Il MES: Meccanismo Europeo di Stabilità
Il c.d. “Meccanismo Europeo di Stabilità” nasce nel 2012 dopo le crisi bancarie e dei debiti sovrani che hanno coinvolto soprattutto i Paesi mediterranei (Italia, Grecia, Spagna, Portogallo, Cipro, più l’Irlanda). È nientemeno che la conseguenza della crisi finanziaria mondiale del 2008. In pratica, si tratta di uno strumento in grado di veicolare un messaggio chiaro rivolto a tutto il mondo finanziario: attaccare i Paesi europei scommettendo sul loro fallimento è inutile. È inutile perché esiste un Fondo, cioè il MES, dalla disponibilità enorme (700 miliardi di capitale), in grado di fare da prestatore di ultima istanza per i Paesi a rischio default.

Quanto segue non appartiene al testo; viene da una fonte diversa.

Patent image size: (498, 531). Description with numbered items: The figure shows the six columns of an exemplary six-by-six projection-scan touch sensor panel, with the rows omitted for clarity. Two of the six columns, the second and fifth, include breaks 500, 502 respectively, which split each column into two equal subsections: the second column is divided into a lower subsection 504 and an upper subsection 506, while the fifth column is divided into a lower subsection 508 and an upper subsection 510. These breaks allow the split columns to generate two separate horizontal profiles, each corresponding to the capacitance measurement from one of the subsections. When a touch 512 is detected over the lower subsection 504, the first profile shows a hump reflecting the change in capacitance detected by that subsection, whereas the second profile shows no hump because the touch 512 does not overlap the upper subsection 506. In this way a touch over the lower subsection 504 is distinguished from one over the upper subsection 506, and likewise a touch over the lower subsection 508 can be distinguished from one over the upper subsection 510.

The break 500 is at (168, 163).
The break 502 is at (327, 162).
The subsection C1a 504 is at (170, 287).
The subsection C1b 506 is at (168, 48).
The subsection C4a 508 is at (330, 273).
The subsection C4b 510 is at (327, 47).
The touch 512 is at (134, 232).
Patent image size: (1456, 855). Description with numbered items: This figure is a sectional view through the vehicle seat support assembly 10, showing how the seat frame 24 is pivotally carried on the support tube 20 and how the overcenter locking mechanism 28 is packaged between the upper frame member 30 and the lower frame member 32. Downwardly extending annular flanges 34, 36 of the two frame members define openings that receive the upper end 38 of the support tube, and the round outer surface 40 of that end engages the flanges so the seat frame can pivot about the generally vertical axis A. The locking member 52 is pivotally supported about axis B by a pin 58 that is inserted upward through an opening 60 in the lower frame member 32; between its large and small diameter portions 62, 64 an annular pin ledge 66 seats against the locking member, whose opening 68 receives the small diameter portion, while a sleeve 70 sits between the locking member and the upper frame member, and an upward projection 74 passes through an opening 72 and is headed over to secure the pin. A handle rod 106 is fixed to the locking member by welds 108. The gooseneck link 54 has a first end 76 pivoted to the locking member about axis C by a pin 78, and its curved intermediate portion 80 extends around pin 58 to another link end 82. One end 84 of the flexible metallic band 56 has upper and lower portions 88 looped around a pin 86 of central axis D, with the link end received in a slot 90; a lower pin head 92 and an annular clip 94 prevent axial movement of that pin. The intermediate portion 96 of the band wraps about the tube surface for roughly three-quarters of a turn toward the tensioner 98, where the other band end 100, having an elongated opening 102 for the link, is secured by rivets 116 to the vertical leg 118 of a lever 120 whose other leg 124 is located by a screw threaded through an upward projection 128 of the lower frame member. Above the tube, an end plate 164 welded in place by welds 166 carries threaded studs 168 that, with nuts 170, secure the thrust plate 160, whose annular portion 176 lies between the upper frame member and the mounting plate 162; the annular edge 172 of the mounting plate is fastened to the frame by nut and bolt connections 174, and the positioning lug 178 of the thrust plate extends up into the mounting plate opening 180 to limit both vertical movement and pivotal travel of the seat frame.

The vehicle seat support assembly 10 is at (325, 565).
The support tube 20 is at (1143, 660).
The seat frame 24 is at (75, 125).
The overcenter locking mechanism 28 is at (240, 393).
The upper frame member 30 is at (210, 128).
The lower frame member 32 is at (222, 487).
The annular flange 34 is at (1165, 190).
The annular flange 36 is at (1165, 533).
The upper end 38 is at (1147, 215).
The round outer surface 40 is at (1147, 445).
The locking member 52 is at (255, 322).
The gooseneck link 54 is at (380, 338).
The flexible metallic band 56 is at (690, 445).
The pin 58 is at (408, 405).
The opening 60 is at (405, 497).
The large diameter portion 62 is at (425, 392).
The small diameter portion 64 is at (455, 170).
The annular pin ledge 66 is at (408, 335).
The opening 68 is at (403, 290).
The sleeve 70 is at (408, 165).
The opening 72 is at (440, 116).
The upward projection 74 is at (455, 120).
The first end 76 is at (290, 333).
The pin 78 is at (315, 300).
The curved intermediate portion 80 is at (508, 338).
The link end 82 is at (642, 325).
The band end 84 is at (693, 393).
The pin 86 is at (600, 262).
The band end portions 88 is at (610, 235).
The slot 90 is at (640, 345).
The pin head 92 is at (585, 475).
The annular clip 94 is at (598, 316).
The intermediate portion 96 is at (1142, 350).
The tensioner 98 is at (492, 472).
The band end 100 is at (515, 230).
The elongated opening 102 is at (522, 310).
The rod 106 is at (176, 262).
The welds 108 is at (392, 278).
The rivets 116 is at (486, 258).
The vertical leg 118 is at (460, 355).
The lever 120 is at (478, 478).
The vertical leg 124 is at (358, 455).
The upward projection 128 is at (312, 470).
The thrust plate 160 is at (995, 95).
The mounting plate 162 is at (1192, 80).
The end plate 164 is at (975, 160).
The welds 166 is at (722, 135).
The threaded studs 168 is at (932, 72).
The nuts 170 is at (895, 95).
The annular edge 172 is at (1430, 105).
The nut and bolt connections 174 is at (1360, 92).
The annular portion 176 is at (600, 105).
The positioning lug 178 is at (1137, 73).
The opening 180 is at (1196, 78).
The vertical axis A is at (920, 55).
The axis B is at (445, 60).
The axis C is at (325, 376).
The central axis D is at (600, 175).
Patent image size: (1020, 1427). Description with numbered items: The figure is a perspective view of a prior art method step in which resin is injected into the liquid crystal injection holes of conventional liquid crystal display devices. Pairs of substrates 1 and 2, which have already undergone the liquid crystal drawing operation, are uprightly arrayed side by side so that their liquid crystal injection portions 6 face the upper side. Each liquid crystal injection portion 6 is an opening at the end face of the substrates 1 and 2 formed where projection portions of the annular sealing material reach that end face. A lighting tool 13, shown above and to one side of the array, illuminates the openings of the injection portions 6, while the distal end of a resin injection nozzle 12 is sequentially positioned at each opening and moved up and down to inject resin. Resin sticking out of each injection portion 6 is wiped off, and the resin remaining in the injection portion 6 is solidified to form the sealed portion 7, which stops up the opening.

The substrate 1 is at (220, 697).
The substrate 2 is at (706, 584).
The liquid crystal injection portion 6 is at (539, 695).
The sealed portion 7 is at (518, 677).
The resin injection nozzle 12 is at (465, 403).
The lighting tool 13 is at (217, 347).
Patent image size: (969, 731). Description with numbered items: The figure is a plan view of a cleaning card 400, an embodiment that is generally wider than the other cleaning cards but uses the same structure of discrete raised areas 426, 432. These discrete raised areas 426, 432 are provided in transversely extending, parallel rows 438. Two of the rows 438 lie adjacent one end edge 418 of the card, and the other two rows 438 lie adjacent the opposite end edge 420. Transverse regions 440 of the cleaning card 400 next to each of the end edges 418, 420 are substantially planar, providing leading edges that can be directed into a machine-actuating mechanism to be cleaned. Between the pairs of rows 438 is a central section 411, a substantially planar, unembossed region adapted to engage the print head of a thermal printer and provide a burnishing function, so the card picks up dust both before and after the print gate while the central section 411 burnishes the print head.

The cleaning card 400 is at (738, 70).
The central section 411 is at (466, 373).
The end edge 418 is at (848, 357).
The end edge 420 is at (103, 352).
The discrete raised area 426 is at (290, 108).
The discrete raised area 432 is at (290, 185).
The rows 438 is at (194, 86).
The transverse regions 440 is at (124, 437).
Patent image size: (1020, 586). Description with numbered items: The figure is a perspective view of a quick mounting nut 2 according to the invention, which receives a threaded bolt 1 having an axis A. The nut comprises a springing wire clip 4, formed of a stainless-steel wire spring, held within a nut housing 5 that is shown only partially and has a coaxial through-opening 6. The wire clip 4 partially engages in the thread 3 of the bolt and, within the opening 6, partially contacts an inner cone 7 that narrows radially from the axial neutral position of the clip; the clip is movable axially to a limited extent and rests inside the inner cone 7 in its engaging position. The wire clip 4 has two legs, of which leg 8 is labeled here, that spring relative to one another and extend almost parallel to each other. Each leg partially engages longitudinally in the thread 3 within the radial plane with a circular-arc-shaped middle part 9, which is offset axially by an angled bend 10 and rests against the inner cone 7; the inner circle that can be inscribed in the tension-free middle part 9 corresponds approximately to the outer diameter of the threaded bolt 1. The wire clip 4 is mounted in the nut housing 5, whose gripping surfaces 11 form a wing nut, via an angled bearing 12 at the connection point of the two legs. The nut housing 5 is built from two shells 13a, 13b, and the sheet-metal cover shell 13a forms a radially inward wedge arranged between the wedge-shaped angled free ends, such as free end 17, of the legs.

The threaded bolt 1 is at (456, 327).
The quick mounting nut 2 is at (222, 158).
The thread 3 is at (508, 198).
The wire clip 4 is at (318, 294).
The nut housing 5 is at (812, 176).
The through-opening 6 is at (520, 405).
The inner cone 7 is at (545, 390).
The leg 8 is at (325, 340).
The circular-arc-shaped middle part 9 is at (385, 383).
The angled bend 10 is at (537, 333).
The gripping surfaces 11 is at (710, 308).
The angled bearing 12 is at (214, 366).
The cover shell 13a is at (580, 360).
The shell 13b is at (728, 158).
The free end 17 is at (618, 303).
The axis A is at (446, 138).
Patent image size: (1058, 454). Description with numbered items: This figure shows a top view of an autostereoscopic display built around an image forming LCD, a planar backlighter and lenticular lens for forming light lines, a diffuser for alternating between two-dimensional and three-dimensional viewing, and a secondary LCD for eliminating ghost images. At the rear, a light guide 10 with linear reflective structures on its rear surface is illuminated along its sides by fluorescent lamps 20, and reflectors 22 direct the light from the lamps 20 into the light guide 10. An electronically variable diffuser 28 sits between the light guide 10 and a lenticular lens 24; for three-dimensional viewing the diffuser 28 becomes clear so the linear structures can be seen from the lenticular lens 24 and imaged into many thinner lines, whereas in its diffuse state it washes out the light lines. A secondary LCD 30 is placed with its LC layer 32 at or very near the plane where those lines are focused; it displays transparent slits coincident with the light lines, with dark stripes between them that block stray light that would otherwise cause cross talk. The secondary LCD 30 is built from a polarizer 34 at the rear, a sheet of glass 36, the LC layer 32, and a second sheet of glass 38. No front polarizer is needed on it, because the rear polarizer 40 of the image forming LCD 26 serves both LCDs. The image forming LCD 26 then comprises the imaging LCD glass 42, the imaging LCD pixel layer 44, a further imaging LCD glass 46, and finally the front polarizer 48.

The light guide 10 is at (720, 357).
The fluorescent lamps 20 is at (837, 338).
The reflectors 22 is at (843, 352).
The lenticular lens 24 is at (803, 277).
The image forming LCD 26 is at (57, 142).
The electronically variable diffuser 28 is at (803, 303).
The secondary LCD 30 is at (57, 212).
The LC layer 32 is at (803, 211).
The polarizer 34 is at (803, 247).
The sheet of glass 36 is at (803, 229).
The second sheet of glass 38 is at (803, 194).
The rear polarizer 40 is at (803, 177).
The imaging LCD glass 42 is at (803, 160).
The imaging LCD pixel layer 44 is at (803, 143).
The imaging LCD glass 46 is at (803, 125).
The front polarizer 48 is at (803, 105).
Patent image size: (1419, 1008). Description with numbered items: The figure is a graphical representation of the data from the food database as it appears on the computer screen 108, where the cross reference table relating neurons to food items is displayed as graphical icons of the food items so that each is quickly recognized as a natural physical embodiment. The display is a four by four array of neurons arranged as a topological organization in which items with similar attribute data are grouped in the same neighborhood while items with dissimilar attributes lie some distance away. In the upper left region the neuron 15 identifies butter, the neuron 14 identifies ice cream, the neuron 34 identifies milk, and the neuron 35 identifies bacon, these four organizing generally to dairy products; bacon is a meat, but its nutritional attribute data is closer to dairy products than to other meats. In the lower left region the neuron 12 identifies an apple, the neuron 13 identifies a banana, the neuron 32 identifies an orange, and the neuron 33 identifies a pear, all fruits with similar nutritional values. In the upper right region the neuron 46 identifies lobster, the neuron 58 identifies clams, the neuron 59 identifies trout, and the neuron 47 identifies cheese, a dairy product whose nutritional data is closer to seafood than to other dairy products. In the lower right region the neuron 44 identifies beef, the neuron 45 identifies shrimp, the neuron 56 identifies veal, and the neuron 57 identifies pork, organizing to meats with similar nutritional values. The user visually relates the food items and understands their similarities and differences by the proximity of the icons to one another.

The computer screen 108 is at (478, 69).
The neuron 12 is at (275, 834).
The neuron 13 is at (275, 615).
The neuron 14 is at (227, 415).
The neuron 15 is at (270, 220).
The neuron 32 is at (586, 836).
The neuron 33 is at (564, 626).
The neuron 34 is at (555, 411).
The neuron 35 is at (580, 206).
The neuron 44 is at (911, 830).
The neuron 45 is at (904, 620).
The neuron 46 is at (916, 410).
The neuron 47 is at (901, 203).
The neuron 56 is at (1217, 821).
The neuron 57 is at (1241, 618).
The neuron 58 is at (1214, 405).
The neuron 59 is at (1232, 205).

E infatti, dopo la sua istituzione, non c’è più stato alcun attacco speculativo contro Stati europei.
Tre domande sul MES
Serve all’Italia?
Sicuramente sì, perché un Paese con il nostro debito pubblico può correre il rischio di non trovare acquirenti dei suoi Titoli di Stato, se non a tassi proibitivi (vedi 2011). Conosco già l’obiezione: l’Italia è too big to fail (troppo grande per fallire) e trascinerebbe nella sua rovina anche qualcun altro. Improntare la nostra politica economica sull’arma del ricatto non è utile né serio e ai tavoli negoziali ci pone costantemente in una posizione di debolezza contrattuale. Oltretutto non sarei così certo che la UE non possa fare a meno di noi; e sicuramente dall’Italexit avremmo più da perdere che guadagnare (come insegna il caso inglese).
Quanto ci costa?
Il nostro Paese ha finora versato 14 miliardi di euro e detiene una quota del 17,8%. La Germania e la Francia contribuiscono più di noi, rispettivamente con il 26,9% ed il 20,2%. Quindi, dire che i nostri soldi servono a salvare le banche tedesche o di altre Nazioni è un’affermazione fuorviante contraddetta dai numeri. Infine, alcuni parlano di “automatismo della ristrutturazione” (cioè taglio del valore dei titoli) in caso di ricorso al MES in seguito ad una eventuale crisi del debito sovrano di uno Stato.
Nella nuova versione del Trattato, proprio grazie alla opposizione del Governo italiano, non è stata inserita l’ipotesi caldeggiata dai rigoristi del Nord Europa. Questa riguardava l’obbligo di ristrutturazione automatica e preventiva del debito pubblico dei Paesi che si rivolgono al MES. La riforma prevede invece che lo Stato che ne richiede l’intervento sia sottoposto all’analisi di sostenibilità del debito, procedura che sicuramente contiene ampi margini di discrezionalità, e che quindi sia tenuto a ristrutturare solo in caso di esito negativo.
Qual è la filosofia che sta alla base della nuova versione del MES?
Da una lettura non partigiana si evince che non è affatto quella di indurre l’Italia a ristrutturare il suo Debito Pubblico; al contrario, sembra piuttosto quella di indurla ad assumere tutte le iniziative necessarie per evitare di perdere la fiducia dei Mercati. Cosa che, tra l’altro, la costringerebbe di conseguenza a rivolgersi all’aiuto di prestatori internazionali di ultima istanza. Sarebbe quantomeno singolare che costoro, di fronte a debitori avvezzi a spendere patologicamente aldilà delle proprie disponibilità, in caso di reiterati comportamenti dissennati non chiedessero un minimo di tutela dei loro crediti.
In conclusione, aderire alla nuova formulazione del MES è necessario e utile. Una nostra opposizione creerebbe una contrapposizione con tutti gli altri Stati dell’area Euro, veicolando nel contempo una percezione altamente negativa sui Mercati.